When the complaint does not specify the amount in controversy, "a good faith estimate of the stakes is acceptable if it is plausible and supported by the preponderance of the evidence." Oshana, 472 F.3d at 511. A good faith estimate may be gleaned by interrogatories, calculations from allegations in the complaint, plaintiff's estimates or settlement demands, or new evidence introduced in affidavits. See Meridian Sec. Ins., 441 F.3d at 540; Deter, 2009 WL 1191694 at *2; Bunch v. Wal-mart, 2009 WL 1076162 at *3 (N.D. Ind. April 20, 2009). Once the defendant in a removal case has established the requisite amount in controversy, the plaintiff can defeat jurisdiction "only if it appears to a legal certainty that the claim is really for less than the jurisdictional amount." Supernova, 2009 WL 1766818 at *2 (quoting Oshana, 472 F.3d at 511).
Mindful of the above standards, the starting point for the analysis begins with the Complaint itself and the circumstances as they exist on the day of removal.
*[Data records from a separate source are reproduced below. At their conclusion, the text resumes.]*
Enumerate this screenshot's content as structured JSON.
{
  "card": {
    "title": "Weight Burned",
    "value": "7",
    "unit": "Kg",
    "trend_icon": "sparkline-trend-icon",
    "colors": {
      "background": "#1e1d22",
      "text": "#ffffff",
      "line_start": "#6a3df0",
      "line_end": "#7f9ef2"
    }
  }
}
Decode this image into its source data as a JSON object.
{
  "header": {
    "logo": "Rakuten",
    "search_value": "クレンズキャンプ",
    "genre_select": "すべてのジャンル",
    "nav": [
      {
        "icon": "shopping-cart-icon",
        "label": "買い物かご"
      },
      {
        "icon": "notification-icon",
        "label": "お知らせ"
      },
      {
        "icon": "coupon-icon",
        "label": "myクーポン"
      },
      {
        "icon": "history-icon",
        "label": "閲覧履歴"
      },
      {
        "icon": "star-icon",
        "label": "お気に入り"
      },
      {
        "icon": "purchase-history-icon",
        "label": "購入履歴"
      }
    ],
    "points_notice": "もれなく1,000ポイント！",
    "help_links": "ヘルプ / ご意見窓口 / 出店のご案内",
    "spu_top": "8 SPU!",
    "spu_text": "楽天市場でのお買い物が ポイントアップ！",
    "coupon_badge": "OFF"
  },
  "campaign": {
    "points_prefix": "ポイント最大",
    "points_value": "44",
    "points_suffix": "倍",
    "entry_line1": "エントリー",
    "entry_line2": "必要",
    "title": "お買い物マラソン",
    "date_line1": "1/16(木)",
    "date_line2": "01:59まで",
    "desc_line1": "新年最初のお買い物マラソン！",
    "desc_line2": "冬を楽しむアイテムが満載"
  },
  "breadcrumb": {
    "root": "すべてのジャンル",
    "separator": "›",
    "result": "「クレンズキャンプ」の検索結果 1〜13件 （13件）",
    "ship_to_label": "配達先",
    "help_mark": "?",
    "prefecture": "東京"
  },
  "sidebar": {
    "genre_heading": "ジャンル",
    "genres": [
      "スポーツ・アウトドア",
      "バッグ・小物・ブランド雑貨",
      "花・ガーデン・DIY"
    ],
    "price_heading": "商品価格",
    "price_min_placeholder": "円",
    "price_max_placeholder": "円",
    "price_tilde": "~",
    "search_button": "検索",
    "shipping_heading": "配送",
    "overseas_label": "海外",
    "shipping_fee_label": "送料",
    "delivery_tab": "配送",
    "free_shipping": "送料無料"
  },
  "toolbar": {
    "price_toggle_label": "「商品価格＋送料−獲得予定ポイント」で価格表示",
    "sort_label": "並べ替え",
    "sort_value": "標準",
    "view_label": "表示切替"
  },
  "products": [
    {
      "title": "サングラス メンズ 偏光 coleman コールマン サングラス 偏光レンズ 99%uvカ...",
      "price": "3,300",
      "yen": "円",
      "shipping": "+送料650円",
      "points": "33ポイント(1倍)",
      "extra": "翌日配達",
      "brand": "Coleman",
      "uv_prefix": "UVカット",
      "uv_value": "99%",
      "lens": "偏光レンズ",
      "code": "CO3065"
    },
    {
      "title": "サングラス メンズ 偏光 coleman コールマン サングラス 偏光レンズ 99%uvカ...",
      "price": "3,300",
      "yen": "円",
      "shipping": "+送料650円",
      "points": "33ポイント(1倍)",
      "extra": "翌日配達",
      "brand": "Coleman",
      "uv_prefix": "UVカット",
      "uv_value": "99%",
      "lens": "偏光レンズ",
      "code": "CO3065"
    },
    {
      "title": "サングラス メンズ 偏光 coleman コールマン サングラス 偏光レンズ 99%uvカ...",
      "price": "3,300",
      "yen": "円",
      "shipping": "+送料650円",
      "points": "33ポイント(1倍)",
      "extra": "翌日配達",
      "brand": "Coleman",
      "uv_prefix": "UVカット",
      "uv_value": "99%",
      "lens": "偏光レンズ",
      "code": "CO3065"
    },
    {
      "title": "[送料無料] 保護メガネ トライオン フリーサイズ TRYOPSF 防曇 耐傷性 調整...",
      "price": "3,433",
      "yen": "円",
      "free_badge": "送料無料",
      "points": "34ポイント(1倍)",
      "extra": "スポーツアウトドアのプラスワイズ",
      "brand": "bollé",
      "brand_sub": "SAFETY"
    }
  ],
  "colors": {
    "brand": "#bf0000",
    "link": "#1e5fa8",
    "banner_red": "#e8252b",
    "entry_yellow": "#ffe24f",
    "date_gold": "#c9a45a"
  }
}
Plaintiff did not enter a specific dollar amount of damages in his complaint which is consistent with Indiana Trial Rule 8(a)(2), "which prohibits plaintiffs from alleging a specific dollar amount in their complaints." King v. Wal-mart Stores, Inc., 940 F. Supp 213, 215 (S.D. Ind. 1996). Rather, Plaintiff generally averred that Defendant "wrongfully terminated [him] without just cause" and "refused to pay [him] the proper compensation owed to him for the hours that he worked." (Compl. ¶¶ 4, 7.) Therefore, to avoid remand, Defendant "must produce a `good-faith estimate' of the amount in controversy that is `plausible and supported by a preponderance of the evidence.'" Deter, 2009 WL 1191694 at *2 (quoting Oshana, 472 F.3d at 511).
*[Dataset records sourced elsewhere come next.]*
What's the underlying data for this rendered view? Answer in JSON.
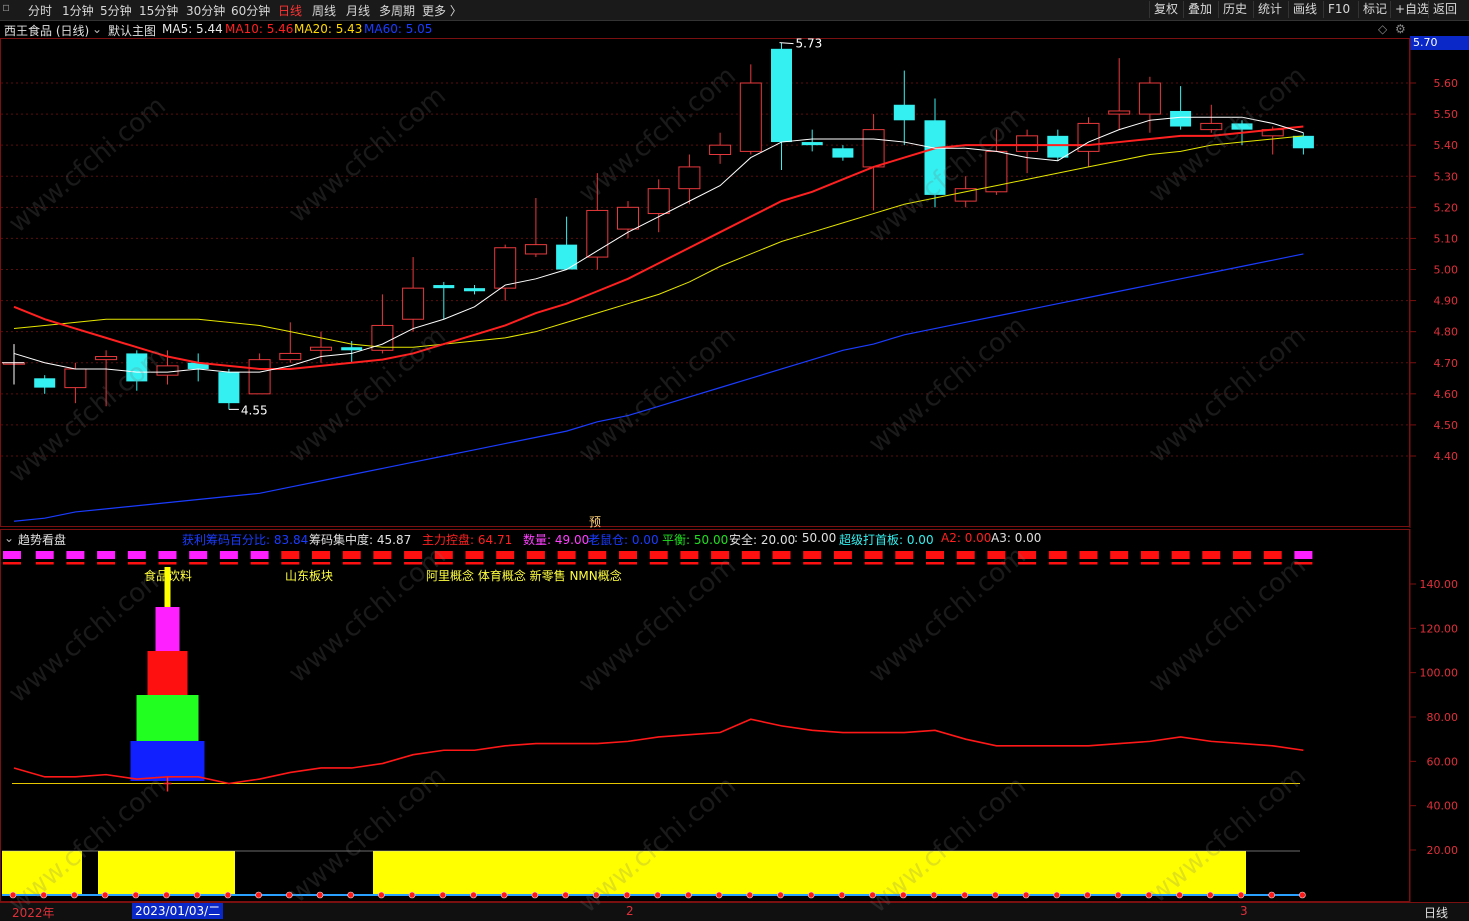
{
  "toolbar": {
    "left_items": [
      "分时",
      "1分钟",
      "5分钟",
      "15分钟",
      "30分钟",
      "60分钟",
      "日线",
      "周线",
      "月线",
      "多周期",
      "更多 〉"
    ],
    "active": "日线",
    "right_items": [
      "复权",
      "叠加",
      "历史",
      "统计",
      "画线",
      "F10",
      "标记",
      "+自选",
      "返回"
    ]
  },
  "main": {
    "stock": "西王食品 (日线)",
    "indicator_name": "默认主图",
    "ma5": "MA5: 5.44",
    "ma10": "MA10: 5.46",
    "ma20": "MA20: 5.43",
    "ma60": "MA60: 5.05",
    "current_price": "5.70",
    "high_label": "5.73",
    "low_label": "4.55",
    "price_axis": [
      "5.60",
      "5.50",
      "5.40",
      "5.30",
      "5.20",
      "5.10",
      "5.00",
      "4.90",
      "4.80",
      "4.70",
      "4.60",
      "4.50",
      "4.40"
    ],
    "pre_marker": "预"
  },
  "indicator": {
    "name": "趋势看盘",
    "profit_pct": "获利筹码百分比: 83.84",
    "concentration": "筹码集中度: 45.87",
    "main_control": "主力控盘: 64.71",
    "count": "数量: 49.00",
    "old_rat": "老鼠仓: 0.00",
    "balance": "平衡: 50.00",
    "safety": "安全: 20.00",
    "safety2": ": 50.00",
    "super_board": "超级打首板: 0.00",
    "a2": "A2: 0.00",
    "a3": "A3: 0.00",
    "concepts": [
      "食品饮料",
      "山东板块",
      "阿里概念 体育概念 新零售 NMN概念"
    ],
    "axis": [
      "140.00",
      "120.00",
      "100.00",
      "80.00",
      "60.00",
      "40.00",
      "20.00"
    ]
  },
  "bottom": {
    "year": "2022年",
    "date": "2023/01/03/二",
    "m2": "2",
    "m3": "3",
    "period": "日线"
  },
  "colors": {
    "up": "#e8393c",
    "down": "#34f0f0",
    "ma5": "#ffffff",
    "ma10": "#ff2020",
    "ma20": "#e6e600",
    "ma60": "#1a3cff",
    "bg": "#000000",
    "yellow": "#ffff00"
  },
  "chart_data": {
    "type": "candlestick",
    "candles": [
      {
        "o": 4.7,
        "c": 4.7,
        "h": 4.76,
        "l": 4.63
      },
      {
        "o": 4.65,
        "c": 4.62,
        "h": 4.66,
        "l": 4.6
      },
      {
        "o": 4.62,
        "c": 4.68,
        "h": 4.7,
        "l": 4.57
      },
      {
        "o": 4.71,
        "c": 4.72,
        "h": 4.74,
        "l": 4.56
      },
      {
        "o": 4.73,
        "c": 4.64,
        "h": 4.74,
        "l": 4.61
      },
      {
        "o": 4.66,
        "c": 4.69,
        "h": 4.74,
        "l": 4.63
      },
      {
        "o": 4.7,
        "c": 4.68,
        "h": 4.73,
        "l": 4.64
      },
      {
        "o": 4.67,
        "c": 4.57,
        "h": 4.68,
        "l": 4.55
      },
      {
        "o": 4.6,
        "c": 4.71,
        "h": 4.73,
        "l": 4.6
      },
      {
        "o": 4.71,
        "c": 4.73,
        "h": 4.83,
        "l": 4.7
      },
      {
        "o": 4.74,
        "c": 4.75,
        "h": 4.8,
        "l": 4.7
      },
      {
        "o": 4.75,
        "c": 4.74,
        "h": 4.77,
        "l": 4.7
      },
      {
        "o": 4.74,
        "c": 4.82,
        "h": 4.92,
        "l": 4.73
      },
      {
        "o": 4.84,
        "c": 4.94,
        "h": 5.04,
        "l": 4.8
      },
      {
        "o": 4.95,
        "c": 4.94,
        "h": 4.96,
        "l": 4.84
      },
      {
        "o": 4.94,
        "c": 4.93,
        "h": 4.95,
        "l": 4.92
      },
      {
        "o": 4.94,
        "c": 5.07,
        "h": 5.08,
        "l": 4.9
      },
      {
        "o": 5.05,
        "c": 5.08,
        "h": 5.23,
        "l": 5.04
      },
      {
        "o": 5.08,
        "c": 5.0,
        "h": 5.17,
        "l": 5.02
      },
      {
        "o": 5.04,
        "c": 5.19,
        "h": 5.31,
        "l": 5.0
      },
      {
        "o": 5.13,
        "c": 5.2,
        "h": 5.22,
        "l": 5.1
      },
      {
        "o": 5.18,
        "c": 5.26,
        "h": 5.29,
        "l": 5.12
      },
      {
        "o": 5.26,
        "c": 5.33,
        "h": 5.37,
        "l": 5.21
      },
      {
        "o": 5.37,
        "c": 5.4,
        "h": 5.44,
        "l": 5.34
      },
      {
        "o": 5.38,
        "c": 5.6,
        "h": 5.66,
        "l": 5.37
      },
      {
        "o": 5.71,
        "c": 5.41,
        "h": 5.73,
        "l": 5.32
      },
      {
        "o": 5.41,
        "c": 5.4,
        "h": 5.45,
        "l": 5.38
      },
      {
        "o": 5.39,
        "c": 5.36,
        "h": 5.4,
        "l": 5.35
      },
      {
        "o": 5.33,
        "c": 5.45,
        "h": 5.5,
        "l": 5.19
      },
      {
        "o": 5.53,
        "c": 5.48,
        "h": 5.64,
        "l": 5.4
      },
      {
        "o": 5.48,
        "c": 5.24,
        "h": 5.55,
        "l": 5.2
      },
      {
        "o": 5.22,
        "c": 5.26,
        "h": 5.3,
        "l": 5.2
      },
      {
        "o": 5.25,
        "c": 5.38,
        "h": 5.45,
        "l": 5.24
      },
      {
        "o": 5.38,
        "c": 5.43,
        "h": 5.45,
        "l": 5.31
      },
      {
        "o": 5.43,
        "c": 5.36,
        "h": 5.45,
        "l": 5.35
      },
      {
        "o": 5.38,
        "c": 5.47,
        "h": 5.49,
        "l": 5.33
      },
      {
        "o": 5.5,
        "c": 5.51,
        "h": 5.68,
        "l": 5.45
      },
      {
        "o": 5.5,
        "c": 5.6,
        "h": 5.62,
        "l": 5.44
      },
      {
        "o": 5.51,
        "c": 5.46,
        "h": 5.59,
        "l": 5.45
      },
      {
        "o": 5.45,
        "c": 5.47,
        "h": 5.53,
        "l": 5.44
      },
      {
        "o": 5.47,
        "c": 5.45,
        "h": 5.48,
        "l": 5.4
      },
      {
        "o": 5.43,
        "c": 5.45,
        "h": 5.46,
        "l": 5.37
      },
      {
        "o": 5.43,
        "c": 5.39,
        "h": 5.44,
        "l": 5.37
      }
    ],
    "ma5": [
      4.73,
      4.7,
      4.68,
      4.68,
      4.67,
      4.67,
      4.68,
      4.67,
      4.67,
      4.69,
      4.72,
      4.73,
      4.76,
      4.81,
      4.84,
      4.88,
      4.95,
      4.97,
      5.0,
      5.06,
      5.12,
      5.17,
      5.22,
      5.27,
      5.36,
      5.41,
      5.42,
      5.42,
      5.42,
      5.41,
      5.39,
      5.39,
      5.38,
      5.36,
      5.35,
      5.41,
      5.45,
      5.48,
      5.49,
      5.49,
      5.49,
      5.47,
      5.44
    ],
    "ma10": [
      4.88,
      4.84,
      4.81,
      4.78,
      4.75,
      4.72,
      4.7,
      4.69,
      4.68,
      4.68,
      4.69,
      4.7,
      4.71,
      4.73,
      4.76,
      4.79,
      4.82,
      4.86,
      4.89,
      4.93,
      4.97,
      5.02,
      5.07,
      5.12,
      5.17,
      5.22,
      5.25,
      5.29,
      5.33,
      5.36,
      5.39,
      5.4,
      5.4,
      5.4,
      5.4,
      5.4,
      5.41,
      5.42,
      5.43,
      5.43,
      5.44,
      5.45,
      5.46
    ],
    "ma20": [
      4.81,
      4.82,
      4.83,
      4.84,
      4.84,
      4.84,
      4.84,
      4.83,
      4.82,
      4.8,
      4.78,
      4.76,
      4.75,
      4.75,
      4.76,
      4.77,
      4.78,
      4.8,
      4.83,
      4.86,
      4.89,
      4.92,
      4.96,
      5.01,
      5.05,
      5.09,
      5.12,
      5.15,
      5.18,
      5.21,
      5.23,
      5.25,
      5.27,
      5.29,
      5.31,
      5.33,
      5.35,
      5.37,
      5.38,
      5.4,
      5.41,
      5.42,
      5.43
    ],
    "ma60": [
      4.19,
      4.2,
      4.22,
      4.23,
      4.24,
      4.25,
      4.26,
      4.27,
      4.28,
      4.3,
      4.32,
      4.34,
      4.36,
      4.38,
      4.4,
      4.42,
      4.44,
      4.46,
      4.48,
      4.51,
      4.53,
      4.56,
      4.59,
      4.62,
      4.65,
      4.68,
      4.71,
      4.74,
      4.76,
      4.79,
      4.81,
      4.83,
      4.85,
      4.87,
      4.89,
      4.91,
      4.93,
      4.95,
      4.97,
      4.99,
      5.01,
      5.03,
      5.05
    ],
    "price_ylim": [
      4.25,
      5.8
    ],
    "indicator_line": [
      57,
      53,
      53,
      54,
      52,
      53,
      53,
      50,
      52,
      55,
      57,
      57,
      59,
      63,
      65,
      65,
      67,
      68,
      68,
      68,
      69,
      71,
      72,
      73,
      79,
      76,
      74,
      73,
      73,
      73,
      74,
      70,
      67,
      67,
      67,
      67,
      68,
      69,
      71,
      69,
      68,
      67,
      65
    ],
    "indicator_ref": 50,
    "indicator_ylim": [
      0,
      160
    ],
    "yellow_bars": [
      1,
      1,
      1,
      0,
      1,
      1,
      1,
      1,
      0,
      0,
      0,
      1,
      1,
      1,
      1,
      1,
      1,
      1,
      1,
      1,
      1,
      1,
      1,
      1,
      1,
      1,
      1,
      1,
      1,
      1,
      1,
      1,
      1,
      1,
      1,
      1,
      1,
      1,
      1,
      1,
      0,
      0
    ],
    "top_markers": [
      "m",
      "m",
      "m",
      "m",
      "m",
      "m",
      "m",
      "m",
      "m",
      "r",
      "r",
      "r",
      "r",
      "r",
      "r",
      "r",
      "r",
      "r",
      "r",
      "r",
      "r",
      "r",
      "r",
      "r",
      "r",
      "r",
      "r",
      "r",
      "r",
      "r",
      "r",
      "r",
      "r",
      "r",
      "r",
      "r",
      "r",
      "r",
      "r",
      "r",
      "r",
      "r",
      "m"
    ]
  }
}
It is not clear from the Complaint that Plaintiff intended to seek damages under defamation as he concedes he would have a "substantial evidentiary burden" in demonstrating that Defendant published its defamatory statements and that Plaintiff incurred damages because of those statements. (Reply at p. 5.) See Baker v. Tremco, Inc., 917 N.E.2d 650, 657 (Ind. 2009) (To maintain defamation per se action, "plaintiff must demonstrate (1) communication with defamatory imputation; (2) malice; (3) publication; and (4) damages.") As the amount in damages for Plaintiff's lost wages and for unpaid vacation benefits already exceeds $75,000, potential damages under defamation do not need to be evaluated at this time.
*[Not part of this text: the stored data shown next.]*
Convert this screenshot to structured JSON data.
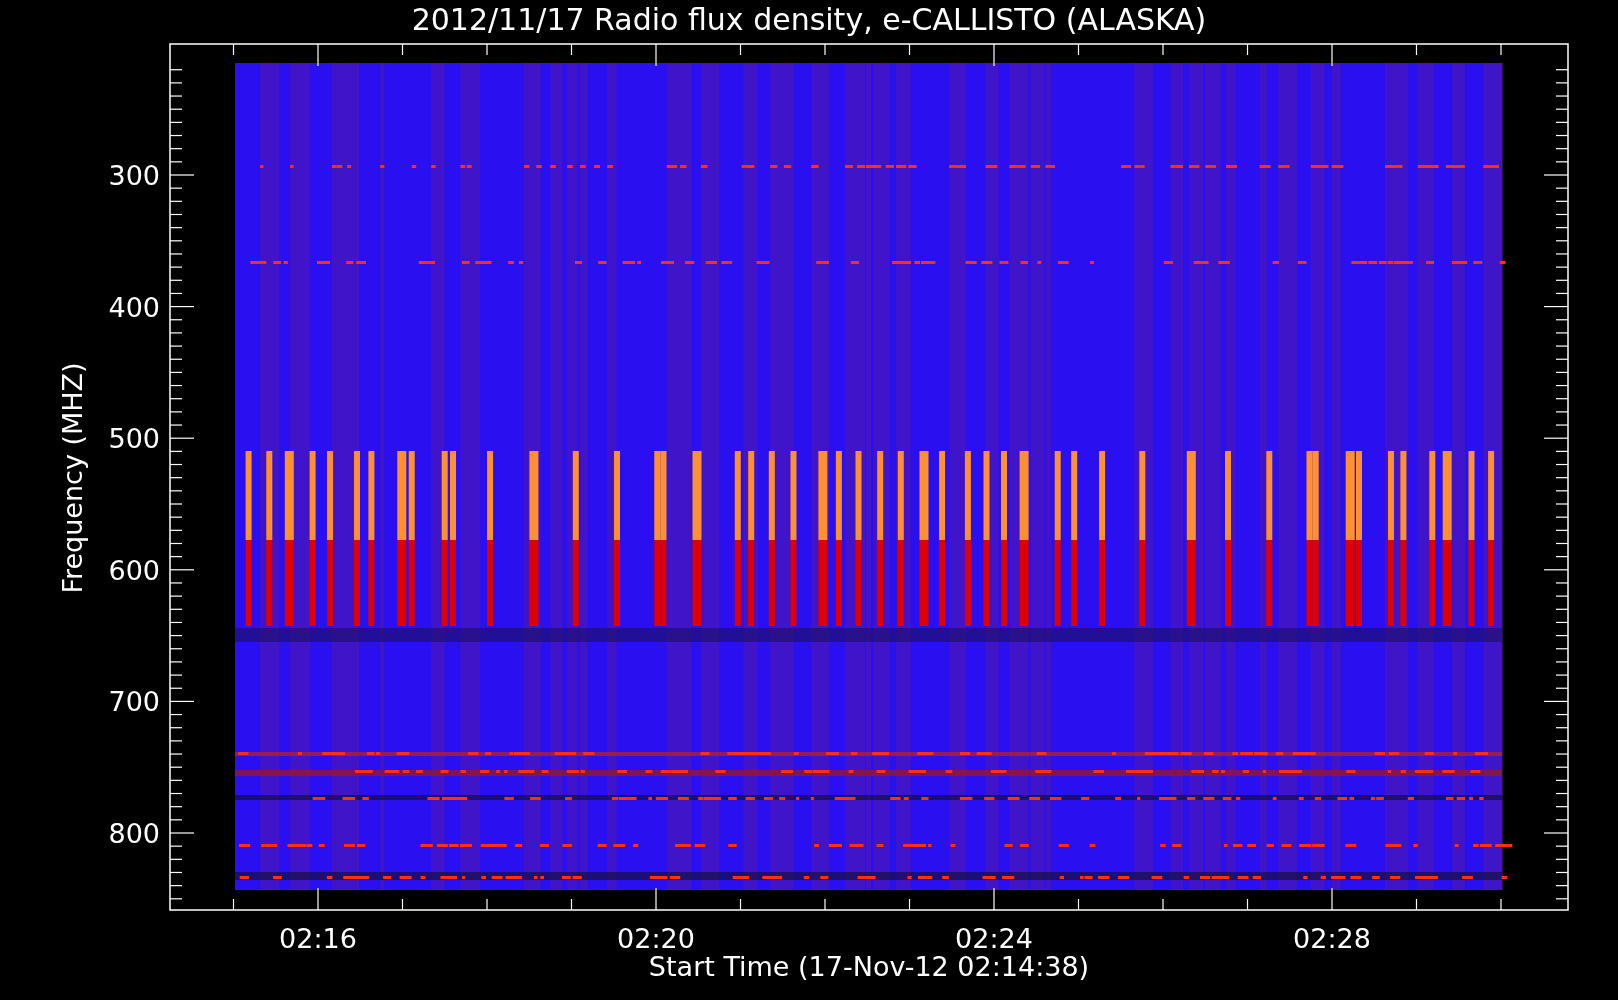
{
  "chart": {
    "title": "2012/11/17  Radio flux density, e-CALLISTO (ALASKA)",
    "ylabel": "Frequency (MHZ)",
    "yticks": [
      "300",
      "400",
      "500",
      "600",
      "700",
      "800"
    ],
    "xticks": [
      "02:16",
      "02:20",
      "02:24",
      "02:28"
    ],
    "xlabel": "Start Time (17-Nov-12 02:14:38)"
  }
}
Given the general allegations in the Complaint, Defendant submits Plaintiff's earnings statement while he was an employee at Brinks as well as an affidavit from a Senior Director of Human Resources's demonstrating that Plaintiff earned $41,753.77 in hours worked and $5,876.77 in overtime in 2007. (Docket #15.) Defendant argues that employee benefits, equal to 30% the cost of wages, should also be taken into consideration in calculating potential damages for back-pay. In total then, Defendant concludes that two years of back-pay plus employee benefits for the same period would add up to $123,839.42. Defendant further adds $7,536.00, the amount of unpaid vacation benefits Plaintiff had and his potential of double liquidated damages under I.C. 22-2-5-2. Thus, under Defendant's calculations the amount in controversy easily exceeds $75,000.
Defendant added overtime into this calculation but even without any overtime, the amount is well above the $75,000 threshold.
Defendant also argues that Plaintiff is making a claim of defamation per se by saying Brink's defamed him and that this claim may lead to more monetary damages. However, as noted earlier, this assertion has not been factored in because the claim stands or falls on the assessment of the wage calculation.
Plaintiff responds to these calculations by discounting the value of his claim. For instance, he claims he is only seeking damages for unpaid vacation benefits and for lost wages during the six months he was unemployed. Plaintiff asserts, although it is not indicated anywhere in his Complaint nor supported in the briefing by any documentation so as to demonstrate the amount earned, that he mitigated damages by finding suitable employment after his termination. (Docket # 12.) Plaintiff offers his 2008 and 2009 tax returns, but those are jointly-filed with his wife and do not set out the income attributable to the Plaintiff himself. (Docket #13, Ex.2.) Regardless, Plaintiff argues that under his calculations even if he includes the cost of benefits on top of the wages he would have earned, the total amount in controversy would only add to $38,495.84, far under the jurisdictional amount. (Docket #16.) Plaintiff also downplays his assertion in his Complaint that under I.C. 22-2-5-2, he is entitled to liquidated damages for lost wages; he concedes now that under Indiana law he is only permitted to recover liquidated damages for unpaid vacation benefits and not for lost wages. (Reply at p. 6.) See Davis v. All Am. Siding Windows, Inc., 897 N.E.2d 936, 943 (Ind. App. 2008) (the Wage Payment Statute only compensates for work done by employee); Gress v. Fabcon, Inc., 826 N.E.2d 1, 3 (Ind. Ct. App. 2005).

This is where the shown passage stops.